The submarine had a maximum surface speed of 17.7 kn and a maximum submerged speed of 7.6 kn. When submerged, the boat could operate for 80 nmi at 4 kn; when surfaced, she could travel 8500 nmi at 10 kn. U-476 was fitted with five 53.3 cm torpedo tubes (four fitted at the bow and one at the stern), fourteen torpedoes, one 8.8 cm SK C/35 naval gun, (220 rounds), one 3.7 cm Flak M42 and two twin 2 cm C/30 anti-aircraft guns. The boat had a complement of between forty-four and sixty.

==Service history==
The submarine was laid down on 19 September 1942 at the Deutsche Werke in Kiel as yard number 307, launched on 5 June 1943 and commissioned on 28 July under the command of Oberleutnant zur See Otto Niethmann.

She served with the 5th U-boat Flotilla from 28 July 1943 for training and the 3rd flotilla from 1 April 1944 for operations.

===Patrol and loss===
U-476s only patrol was preceded by a short trip from Kiel in Germany to Bergen in Norway.
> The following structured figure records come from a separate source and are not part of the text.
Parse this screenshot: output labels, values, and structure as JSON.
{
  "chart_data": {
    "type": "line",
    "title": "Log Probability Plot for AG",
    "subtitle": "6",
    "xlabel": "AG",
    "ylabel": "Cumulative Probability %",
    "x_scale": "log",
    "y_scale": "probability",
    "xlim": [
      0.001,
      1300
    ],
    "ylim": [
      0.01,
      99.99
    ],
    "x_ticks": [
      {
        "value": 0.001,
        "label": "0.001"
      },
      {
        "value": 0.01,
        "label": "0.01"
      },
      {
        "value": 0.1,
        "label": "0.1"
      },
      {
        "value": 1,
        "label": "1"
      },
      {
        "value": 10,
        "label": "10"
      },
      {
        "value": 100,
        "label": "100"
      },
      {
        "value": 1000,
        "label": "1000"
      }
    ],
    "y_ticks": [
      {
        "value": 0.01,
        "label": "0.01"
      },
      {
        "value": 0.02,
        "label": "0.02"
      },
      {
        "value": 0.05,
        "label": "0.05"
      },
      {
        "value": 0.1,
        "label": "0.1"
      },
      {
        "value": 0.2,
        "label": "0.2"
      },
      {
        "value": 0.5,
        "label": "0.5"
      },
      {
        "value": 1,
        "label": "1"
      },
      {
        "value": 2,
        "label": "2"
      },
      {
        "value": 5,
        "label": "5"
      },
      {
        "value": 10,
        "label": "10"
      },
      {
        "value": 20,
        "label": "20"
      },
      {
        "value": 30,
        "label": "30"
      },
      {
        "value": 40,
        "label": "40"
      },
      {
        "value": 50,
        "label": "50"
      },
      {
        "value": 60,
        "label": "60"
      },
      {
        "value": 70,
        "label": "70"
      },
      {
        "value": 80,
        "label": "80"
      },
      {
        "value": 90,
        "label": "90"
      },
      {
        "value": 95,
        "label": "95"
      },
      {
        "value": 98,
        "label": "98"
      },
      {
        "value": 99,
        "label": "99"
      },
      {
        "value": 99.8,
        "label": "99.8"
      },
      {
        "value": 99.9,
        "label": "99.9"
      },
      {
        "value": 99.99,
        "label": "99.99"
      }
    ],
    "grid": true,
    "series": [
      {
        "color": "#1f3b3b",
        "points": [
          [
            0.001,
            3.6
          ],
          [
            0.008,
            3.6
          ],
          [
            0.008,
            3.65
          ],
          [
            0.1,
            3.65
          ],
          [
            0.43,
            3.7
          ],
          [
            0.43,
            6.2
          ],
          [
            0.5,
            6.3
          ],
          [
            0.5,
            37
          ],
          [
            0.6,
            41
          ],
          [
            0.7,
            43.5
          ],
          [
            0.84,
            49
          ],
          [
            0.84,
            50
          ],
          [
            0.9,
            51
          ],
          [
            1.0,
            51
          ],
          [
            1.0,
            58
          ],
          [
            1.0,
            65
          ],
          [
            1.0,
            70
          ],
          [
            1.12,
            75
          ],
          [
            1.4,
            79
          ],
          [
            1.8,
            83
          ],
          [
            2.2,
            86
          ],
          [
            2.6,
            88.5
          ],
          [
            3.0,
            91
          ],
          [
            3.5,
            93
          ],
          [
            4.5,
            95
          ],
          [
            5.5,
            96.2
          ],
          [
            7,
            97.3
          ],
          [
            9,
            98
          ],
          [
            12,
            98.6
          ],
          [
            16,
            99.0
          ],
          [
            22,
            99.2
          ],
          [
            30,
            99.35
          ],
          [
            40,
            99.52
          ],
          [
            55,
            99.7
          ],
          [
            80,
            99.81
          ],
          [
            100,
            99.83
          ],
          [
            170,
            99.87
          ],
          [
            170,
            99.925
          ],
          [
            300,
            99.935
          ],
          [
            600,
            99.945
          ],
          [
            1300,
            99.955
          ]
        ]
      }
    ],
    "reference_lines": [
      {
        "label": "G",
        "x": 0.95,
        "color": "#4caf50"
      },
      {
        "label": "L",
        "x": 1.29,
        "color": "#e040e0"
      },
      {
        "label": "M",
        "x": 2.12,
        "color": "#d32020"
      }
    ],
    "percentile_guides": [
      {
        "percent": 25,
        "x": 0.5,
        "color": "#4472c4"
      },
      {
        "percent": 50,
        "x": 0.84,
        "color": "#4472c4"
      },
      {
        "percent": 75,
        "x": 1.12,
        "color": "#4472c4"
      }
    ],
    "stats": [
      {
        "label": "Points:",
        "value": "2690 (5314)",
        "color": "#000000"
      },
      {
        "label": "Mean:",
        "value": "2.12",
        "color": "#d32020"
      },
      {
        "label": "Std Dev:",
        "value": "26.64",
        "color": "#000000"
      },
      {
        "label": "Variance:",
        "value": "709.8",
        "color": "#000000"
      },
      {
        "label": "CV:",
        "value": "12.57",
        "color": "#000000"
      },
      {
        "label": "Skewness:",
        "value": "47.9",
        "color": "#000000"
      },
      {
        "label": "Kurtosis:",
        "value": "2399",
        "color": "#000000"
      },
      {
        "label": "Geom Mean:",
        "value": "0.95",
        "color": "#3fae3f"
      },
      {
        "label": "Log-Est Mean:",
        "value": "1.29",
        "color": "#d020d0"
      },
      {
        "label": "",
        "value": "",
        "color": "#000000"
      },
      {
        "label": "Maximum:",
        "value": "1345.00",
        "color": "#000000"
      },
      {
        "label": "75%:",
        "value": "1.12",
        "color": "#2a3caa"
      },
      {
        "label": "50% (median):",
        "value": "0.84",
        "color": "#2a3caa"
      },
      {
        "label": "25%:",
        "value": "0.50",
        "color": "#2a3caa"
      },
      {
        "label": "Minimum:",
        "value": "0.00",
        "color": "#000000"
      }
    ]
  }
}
The patrol itself began with the boat's departure from Bergen on 20 May 1944.

On the 24th she was attacked by a British PBY Catalina flying boat of No. 210 Squadron RAF. The damage inflicted was so serious that scuttled the boat with a torpedo the following day. U-990 had also rescued the survivors, but salvation was short-lived; she was sunk later-on, on the 25th.

Thirty-four men went down with U-476; there were twenty-one survivors.